我们在一家小吃店的餐位上坐下,餐桌上印着一些烧烤和啤酒的广告。小桌子一边笔录,时不时东张西望,似乎有什么可疑人物在偷窥我们。
“吴财发怎么知道五月三十号上午林新民老师会去银行取出三十万现金?”
“我——不知道……”
他嘴唇动了一下,嘴里好像咽下去一口唾沫,上半身微微发抖,几根手指拉扯在一起。我依旧目不转睛地注视他,最后他不得已举起两只手掌,十指捂住脸,失声大哭起来。小桌子放下录音笔,朝我瞟了一眼,他两只眼睛似乎在说“我从来没有见过这么怂的男人”。
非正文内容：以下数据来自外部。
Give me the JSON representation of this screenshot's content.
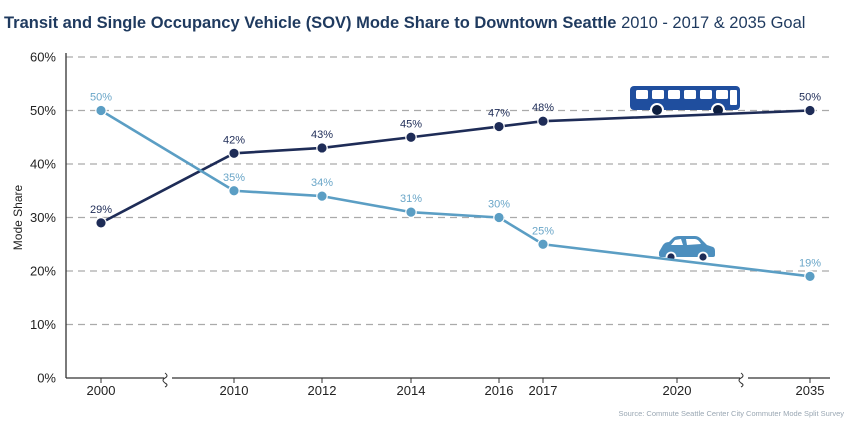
{
  "title": {
    "bold": "Transit and Single Occupancy Vehicle (SOV) Mode Share to Downtown Seattle",
    "normal": "2010 - 2017 & 2035 Goal"
  },
  "source": "Source: Commute Seattle Center City Commuter Mode Split Survey",
  "colors": {
    "transit": "#1e2c57",
    "sov": "#5b9ec4",
    "sov_label": "#6aa6c8",
    "grid": "#aaaaaa",
    "bus_fill": "#1f4e9e",
    "car_fill": "#4d8fbe"
  },
  "icons": {
    "transit": "bus-icon",
    "sov": "car-icon"
  },
  "chart_data": {
    "type": "line",
    "title": "Transit and Single Occupancy Vehicle (SOV) Mode Share to Downtown Seattle 2010 - 2017 & 2035 Goal",
    "ylabel": "Mode Share",
    "xlabel": "",
    "ylim": [
      0,
      60
    ],
    "yticks": [
      0,
      10,
      20,
      30,
      40,
      50,
      60
    ],
    "ytick_labels": [
      "0%",
      "10%",
      "20%",
      "30%",
      "40%",
      "50%",
      "60%"
    ],
    "x": [
      "2000",
      "2010",
      "2012",
      "2014",
      "2016",
      "2017",
      "2020",
      "2035"
    ],
    "x_axis_breaks": [
      "2000-2010",
      "2020-2035"
    ],
    "grid": "horizontal dashed",
    "series": [
      {
        "key": "transit",
        "x": [
          "2000",
          "2010",
          "2012",
          "2014",
          "2016",
          "2017",
          "2035"
        ],
        "values": [
          29,
          42,
          43,
          45,
          47,
          48,
          50
        ],
        "labels": [
          "29%",
          "42%",
          "43%",
          "45%",
          "47%",
          "48%",
          "50%"
        ]
      },
      {
        "key": "sov",
        "x": [
          "2000",
          "2010",
          "2012",
          "2014",
          "2016",
          "2017",
          "2035"
        ],
        "values": [
          50,
          35,
          34,
          31,
          30,
          25,
          19
        ],
        "labels": [
          "50%",
          "35%",
          "34%",
          "31%",
          "30%",
          "25%",
          "19%"
        ]
      }
    ]
  }
}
“听好了,小子。”我说,“我相信你说的每一句话。我记得今年你二十七岁,家里有三个老人,四个孩子。刚才在四村,我还看见你阿嬷。她老人家看上去老了很多,风湿病好点吗?”我想起弈龙的奶奶熬制的绿豆汤,每碗五毛钱,我和志善经常可以免费多喝一碗。“听好,吴弈龙。我们没时间跟你废话。说吧,吴财发从哪里打听到林老师家有三十万现金?”
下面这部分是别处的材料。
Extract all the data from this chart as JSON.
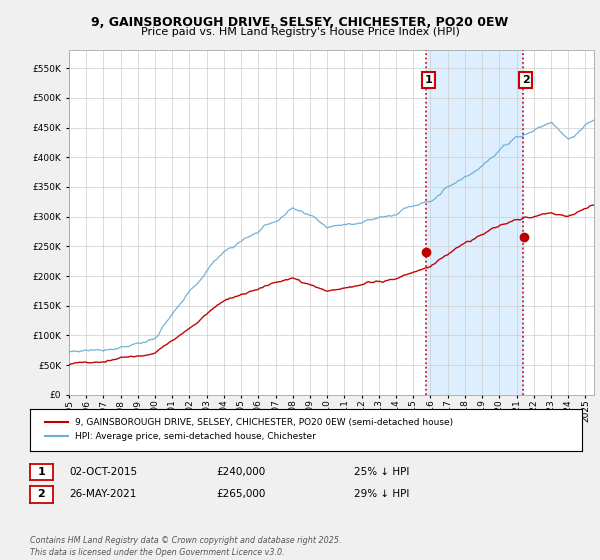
{
  "title_line1": "9, GAINSBOROUGH DRIVE, SELSEY, CHICHESTER, PO20 0EW",
  "title_line2": "Price paid vs. HM Land Registry's House Price Index (HPI)",
  "hpi_color": "#6baed6",
  "price_color": "#c00000",
  "vline_color": "#cc0000",
  "annotation1_label": "1",
  "annotation1_date": "02-OCT-2015",
  "annotation1_price": "£240,000",
  "annotation1_hpi": "25% ↓ HPI",
  "annotation2_label": "2",
  "annotation2_date": "26-MAY-2021",
  "annotation2_price": "£265,000",
  "annotation2_hpi": "29% ↓ HPI",
  "legend_line1": "9, GAINSBOROUGH DRIVE, SELSEY, CHICHESTER, PO20 0EW (semi-detached house)",
  "legend_line2": "HPI: Average price, semi-detached house, Chichester",
  "footer": "Contains HM Land Registry data © Crown copyright and database right 2025.\nThis data is licensed under the Open Government Licence v3.0.",
  "ylim": [
    0,
    580000
  ],
  "yticks": [
    0,
    50000,
    100000,
    150000,
    200000,
    250000,
    300000,
    350000,
    400000,
    450000,
    500000,
    550000
  ],
  "xstart_year": 1995,
  "xend_year": 2025,
  "sale1_year": 2015.75,
  "sale2_year": 2021.38,
  "sale1_price": 240000,
  "sale2_price": 265000,
  "background_color": "#f0f0f0",
  "plot_bg_color": "#ffffff",
  "shade_color": "#ddeeff"
}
吴弈龙先是抱住头在餐桌上磕了几下,接着又是一阵哀嚎,那一刻好像他就是个刚刚落网的杀人犯。这种男人,跟吴财发一样,只敢也只会专捏软柿子。临阵脱逃,背信弃义,那叫家常便饭,屡试不爽的惯用伎俩。不过,痛哭流涕倒是这种人的真情实感。在关键时刻,只要能撬开他们的嘴,从他们的大嘴巴倾泻而出的每字每句都是十足可信的供词。
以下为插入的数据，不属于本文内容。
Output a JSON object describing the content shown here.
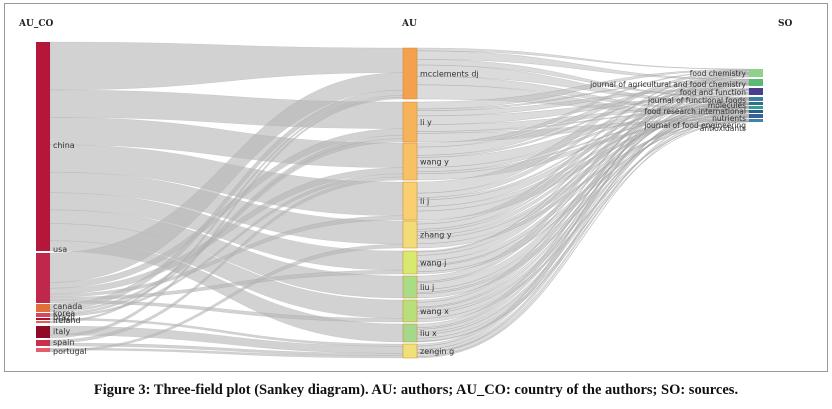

我耐着性子,一直等到他哭完。如果我没有在场,想必卓毅山早已发飙,就像许多普普通通的警察一样。最终,吴弈龙一面揉着泪眼,一面犹如怨妇般悻悻地说道:“具体情况我也不清楚。听财发说,林老师好像有什么把柄在吴忠叔手里。一个天大的把柄。现在我才想明白,吴忠叔不是敲诈勒索吗?三十万本来要给吴忠叔的。不知财发从哪里打听到这个消息,可能是他偷听来的吧。你知道的,他最爱偷听别人家说话。
“他跟我们说机会难得,过了这家没这店,二十九晚上是最佳也是最后的机会。刚开始我们还是不敢去的。万一林老师报警怎么办?警察迟早会抓到我们。财发后来说他知道那个把柄是什么。只要他还活着,林老师就不敢对他怎么样。哪怕我们杀了他老婆儿子,林老头也不敢对我们怎么样。吴财发原话是这样说的。不仅这样,以后我们还可以敲诈他更多东西。而且……
“而且财发还说,他妹妹拿到了林老师的儿子,就是那个小白脸林什么翰的把柄。至于是什么把柄,天大到叫林老师拿出三十万,我就不知道了。吴财发嘴巴紧得很。他跟我们说以后林家父子是两块大肥肉,够我们吃万万年。我想来想去,三十万怎么说也是个大数目,林老师怎么会那么蠢?说不定这小子和他妹妹都是骗人的,根本就没有什么把柄不把柄。后来我决定退出来,没有再参与进去。等到今天早上我听人说林老师死了,吴老师也死了。说句真心话,我也蛮伤心的。他们是好人,是我们一家人的恩人……”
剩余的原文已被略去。